Parade Créole1 (see exhibition website) is an experiment in Artistic Dress which combines principles and ideas originally found in Das Eigenkleid der Frau by Anna Muthesius, published in 1903, and Black Skin, White Masks, 1952 by Frantz Fanon.
Das Eigenkleid der Frau served as an ideological handbook for the evolution of clothing in the early twentieth century. It was a touchstone of the Artistic Dress Movement of twenty years later, in which, among others, the women of Bauhaus used textiles to create artistic works which could be worn as garments. The idea of creating choreographies and their corresponding costumes as artistic rather than theatrical works was also a product of this movement.
The Artistic Dress Movement, also political in its goals, was a part of a larger social effort to ‘liberate’ women in public as well as domestic spaces.
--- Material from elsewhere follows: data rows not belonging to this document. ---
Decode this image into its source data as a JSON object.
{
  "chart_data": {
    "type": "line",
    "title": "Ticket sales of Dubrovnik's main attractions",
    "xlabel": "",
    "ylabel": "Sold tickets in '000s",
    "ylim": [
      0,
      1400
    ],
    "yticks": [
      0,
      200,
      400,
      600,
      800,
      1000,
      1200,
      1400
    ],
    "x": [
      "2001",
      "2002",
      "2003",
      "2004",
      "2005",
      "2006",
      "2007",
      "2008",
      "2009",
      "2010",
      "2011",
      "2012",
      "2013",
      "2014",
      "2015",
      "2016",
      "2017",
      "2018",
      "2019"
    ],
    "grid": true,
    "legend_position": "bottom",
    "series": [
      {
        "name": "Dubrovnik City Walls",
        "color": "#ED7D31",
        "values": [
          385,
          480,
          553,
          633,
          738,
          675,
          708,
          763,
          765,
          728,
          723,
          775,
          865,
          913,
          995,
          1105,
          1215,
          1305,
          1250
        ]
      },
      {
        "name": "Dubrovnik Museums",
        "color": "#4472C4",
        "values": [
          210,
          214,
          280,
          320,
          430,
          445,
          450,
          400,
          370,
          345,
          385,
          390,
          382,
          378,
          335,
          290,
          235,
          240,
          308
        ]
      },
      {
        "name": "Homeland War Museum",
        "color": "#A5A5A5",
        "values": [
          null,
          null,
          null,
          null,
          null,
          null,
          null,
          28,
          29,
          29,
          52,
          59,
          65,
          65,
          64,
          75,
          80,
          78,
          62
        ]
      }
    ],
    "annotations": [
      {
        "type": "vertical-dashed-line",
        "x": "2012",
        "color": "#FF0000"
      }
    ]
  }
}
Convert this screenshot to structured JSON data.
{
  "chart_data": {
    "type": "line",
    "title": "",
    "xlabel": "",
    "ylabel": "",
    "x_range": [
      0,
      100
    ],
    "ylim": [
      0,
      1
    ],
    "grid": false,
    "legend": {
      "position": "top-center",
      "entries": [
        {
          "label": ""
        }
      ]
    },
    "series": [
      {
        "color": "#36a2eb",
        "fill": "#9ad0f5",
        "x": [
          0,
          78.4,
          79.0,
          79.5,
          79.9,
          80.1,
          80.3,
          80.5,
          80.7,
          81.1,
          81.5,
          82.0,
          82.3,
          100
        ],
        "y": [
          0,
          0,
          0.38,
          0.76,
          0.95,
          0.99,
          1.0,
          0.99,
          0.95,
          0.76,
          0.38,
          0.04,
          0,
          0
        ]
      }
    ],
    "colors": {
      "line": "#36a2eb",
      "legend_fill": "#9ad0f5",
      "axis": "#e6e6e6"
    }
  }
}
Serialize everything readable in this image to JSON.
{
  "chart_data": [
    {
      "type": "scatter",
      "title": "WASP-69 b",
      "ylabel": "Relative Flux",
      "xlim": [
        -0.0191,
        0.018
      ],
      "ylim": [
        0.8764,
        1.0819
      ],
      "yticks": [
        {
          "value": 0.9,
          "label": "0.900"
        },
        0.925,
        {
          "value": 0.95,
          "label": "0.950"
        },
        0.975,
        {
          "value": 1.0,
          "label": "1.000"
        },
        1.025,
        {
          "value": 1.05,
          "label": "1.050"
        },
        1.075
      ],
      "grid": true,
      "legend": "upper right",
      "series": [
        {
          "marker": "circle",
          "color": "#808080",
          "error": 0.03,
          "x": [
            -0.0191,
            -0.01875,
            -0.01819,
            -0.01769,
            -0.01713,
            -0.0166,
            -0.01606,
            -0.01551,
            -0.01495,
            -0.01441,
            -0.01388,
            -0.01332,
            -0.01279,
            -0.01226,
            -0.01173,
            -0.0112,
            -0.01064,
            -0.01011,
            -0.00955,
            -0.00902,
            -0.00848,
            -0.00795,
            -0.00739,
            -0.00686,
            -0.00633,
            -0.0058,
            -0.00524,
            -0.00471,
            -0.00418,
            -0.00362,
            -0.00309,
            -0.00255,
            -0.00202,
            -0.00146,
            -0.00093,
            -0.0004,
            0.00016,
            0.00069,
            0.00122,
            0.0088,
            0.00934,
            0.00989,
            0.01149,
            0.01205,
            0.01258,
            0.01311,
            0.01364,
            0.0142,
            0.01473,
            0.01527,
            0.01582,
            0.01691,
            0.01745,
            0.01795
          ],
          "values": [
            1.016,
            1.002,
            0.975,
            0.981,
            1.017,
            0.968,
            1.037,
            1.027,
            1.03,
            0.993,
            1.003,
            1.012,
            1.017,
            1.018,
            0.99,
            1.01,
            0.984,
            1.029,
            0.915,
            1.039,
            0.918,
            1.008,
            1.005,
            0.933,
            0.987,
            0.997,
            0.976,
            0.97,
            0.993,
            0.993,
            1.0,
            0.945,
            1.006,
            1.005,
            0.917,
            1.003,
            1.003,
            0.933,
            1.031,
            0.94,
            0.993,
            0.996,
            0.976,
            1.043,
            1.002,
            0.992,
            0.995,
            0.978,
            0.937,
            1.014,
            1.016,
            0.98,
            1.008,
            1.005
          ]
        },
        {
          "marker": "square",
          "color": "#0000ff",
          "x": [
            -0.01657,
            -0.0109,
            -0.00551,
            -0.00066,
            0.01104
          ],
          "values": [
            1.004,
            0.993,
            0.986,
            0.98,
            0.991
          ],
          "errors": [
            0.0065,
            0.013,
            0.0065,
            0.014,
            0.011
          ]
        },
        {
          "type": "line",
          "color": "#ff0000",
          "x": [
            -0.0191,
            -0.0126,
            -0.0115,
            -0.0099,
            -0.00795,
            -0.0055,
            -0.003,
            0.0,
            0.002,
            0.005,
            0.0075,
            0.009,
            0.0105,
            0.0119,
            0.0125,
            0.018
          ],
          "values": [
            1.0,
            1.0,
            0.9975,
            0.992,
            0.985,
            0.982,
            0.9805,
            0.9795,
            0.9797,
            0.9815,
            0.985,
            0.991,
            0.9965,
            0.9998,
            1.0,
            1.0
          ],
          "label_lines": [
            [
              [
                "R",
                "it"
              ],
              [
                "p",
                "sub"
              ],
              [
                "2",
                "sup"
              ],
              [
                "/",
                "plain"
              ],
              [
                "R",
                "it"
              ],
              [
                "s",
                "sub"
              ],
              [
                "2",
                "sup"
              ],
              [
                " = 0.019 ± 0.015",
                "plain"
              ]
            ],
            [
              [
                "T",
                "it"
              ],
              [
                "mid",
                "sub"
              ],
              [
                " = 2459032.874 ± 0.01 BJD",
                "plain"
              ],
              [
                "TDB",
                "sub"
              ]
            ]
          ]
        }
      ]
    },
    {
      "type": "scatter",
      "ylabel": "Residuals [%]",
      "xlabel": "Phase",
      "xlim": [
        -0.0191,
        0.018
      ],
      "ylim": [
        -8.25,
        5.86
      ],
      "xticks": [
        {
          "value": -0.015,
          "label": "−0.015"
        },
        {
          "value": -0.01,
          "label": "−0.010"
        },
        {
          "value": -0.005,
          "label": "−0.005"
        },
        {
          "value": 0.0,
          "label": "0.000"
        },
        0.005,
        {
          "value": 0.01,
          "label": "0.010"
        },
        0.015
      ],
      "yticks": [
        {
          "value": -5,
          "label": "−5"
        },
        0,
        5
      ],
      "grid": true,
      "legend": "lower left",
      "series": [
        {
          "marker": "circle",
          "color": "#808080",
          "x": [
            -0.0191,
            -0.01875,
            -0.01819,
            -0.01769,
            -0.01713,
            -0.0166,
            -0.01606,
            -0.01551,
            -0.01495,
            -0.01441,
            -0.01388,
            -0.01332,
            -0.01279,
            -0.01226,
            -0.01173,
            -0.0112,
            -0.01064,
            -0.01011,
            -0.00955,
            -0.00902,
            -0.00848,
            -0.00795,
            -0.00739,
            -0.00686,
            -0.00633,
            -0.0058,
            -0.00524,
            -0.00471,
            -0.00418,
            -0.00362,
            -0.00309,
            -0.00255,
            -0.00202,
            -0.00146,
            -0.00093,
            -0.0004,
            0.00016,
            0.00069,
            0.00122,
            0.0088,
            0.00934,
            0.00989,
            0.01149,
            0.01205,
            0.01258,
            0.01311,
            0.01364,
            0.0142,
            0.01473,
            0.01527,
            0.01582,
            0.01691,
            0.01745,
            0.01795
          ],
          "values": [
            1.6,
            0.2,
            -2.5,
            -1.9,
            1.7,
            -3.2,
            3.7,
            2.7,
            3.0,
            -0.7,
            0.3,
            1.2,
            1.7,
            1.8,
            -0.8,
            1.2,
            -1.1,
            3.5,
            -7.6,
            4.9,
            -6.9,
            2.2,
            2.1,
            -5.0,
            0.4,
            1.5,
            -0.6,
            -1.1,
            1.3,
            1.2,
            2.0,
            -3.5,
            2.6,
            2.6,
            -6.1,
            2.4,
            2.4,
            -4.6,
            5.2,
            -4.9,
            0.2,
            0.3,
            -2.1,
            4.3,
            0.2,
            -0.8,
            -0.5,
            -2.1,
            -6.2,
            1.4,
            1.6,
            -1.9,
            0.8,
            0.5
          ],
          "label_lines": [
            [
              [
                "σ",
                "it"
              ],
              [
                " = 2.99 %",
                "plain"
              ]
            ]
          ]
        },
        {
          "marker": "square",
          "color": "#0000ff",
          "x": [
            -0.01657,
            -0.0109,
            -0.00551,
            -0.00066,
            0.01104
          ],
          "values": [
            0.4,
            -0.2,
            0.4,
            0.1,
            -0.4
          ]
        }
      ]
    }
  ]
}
With a nod to this concept, I am using the idea of ‘Artistic Dress’ to create clothing for daily use, which should address the socio-political context of the wearer.
In Black Skin White Masks, two categories of violence are found. Firstly, the violence of the coloniser through annihilation of body, psyche, culture, along with the demarcation of space. Secondly, the violence of the colonised as an attempt to retrieve dignity, sense of self, and history through anti-colonial struggle. For the purposes of this project, I use Frantz Fanon’s idea of the colonised body, which can be interpreted as a body which is ‘trapped’ in a certain social context by capitalism enforced by racialised thinking2.
In creating ‘Artistic Dress’ for myself and three other female creatives from the Caribbean Diaspora, I am trying to subvert the idea of the creation of a scene of public violence. In the inevitable Spectacle3 of the colonial body’s navigation of oppressive capitalist societies, Masquerade4 is used as a tool in the public negotiation of identity whereby new, purchased narratives5 are created.
Thus far in this project, purchased narratives have manifested as Trinidad Carnival experiences, a published volume, an own fashion brand and the exhibition launch of this project’s very garments. Each manifestation is taken as – for the individual female in the Caribbean Diaspora – a costly Masquerade oriented towards a spectatorship within the geographical and digital diaspora6.
I begin to investigate the contexts of this diasporic spectatorship by launching the project in Kiel, inviting discussion and exchange via curatorial devices, artist talks and workshops culminating in a publication designed by Káschem Büro. The launch features a choreography by the collective Merle Mischke Klee, photography by David Dollmann, spiritual activism by Maque Pereyra and other art-making practises which encourage dialogues of transplantation.
1The word créole primarily refers to a language that emerged from several languages in the context of language contact. Many creole languages emerged in the context of European colonisation in the 17th and 18th centuries and the ensuing slave trade. Tore Janson, Speak: A Short History of Languages (2003)
Créolité is a literary movement which advocates a heterogenous Caribbean identity, bearing its differences proudly, being”neither Europeans, nor Africans, nor Asians, we proclaim ourselves Créoles”. (ni Européens, ni Africains, ni Asiatiques, nous nous proclamons créoles). Jean Bernabé, Patrick Chamoiseau & Raphaël Confiant, Éloge de la créolité (1989)
3Elsa Dorlin, Se défendre. Une philosophie de la violence (2017)
4In terms of Trinidad Carnival, a ‘masque’ refers to a band which wears costumes based on a particular theme, which is ‘played’ or ‘performed’ as theatre within the Carnival Parade. Crowley, Daniel J. “The Traditional Masques of Carnival.” Caribbean Quarterly 4.3-4 (1956): 194-223.
6Digital diaspora is defined as the use of cyberspace by a diasporic group using virtual networks for varying purposes involving the home and/or the host culture. Laguerre, M.S.. (2010). Digital diaspora: Definition and models. 49-64.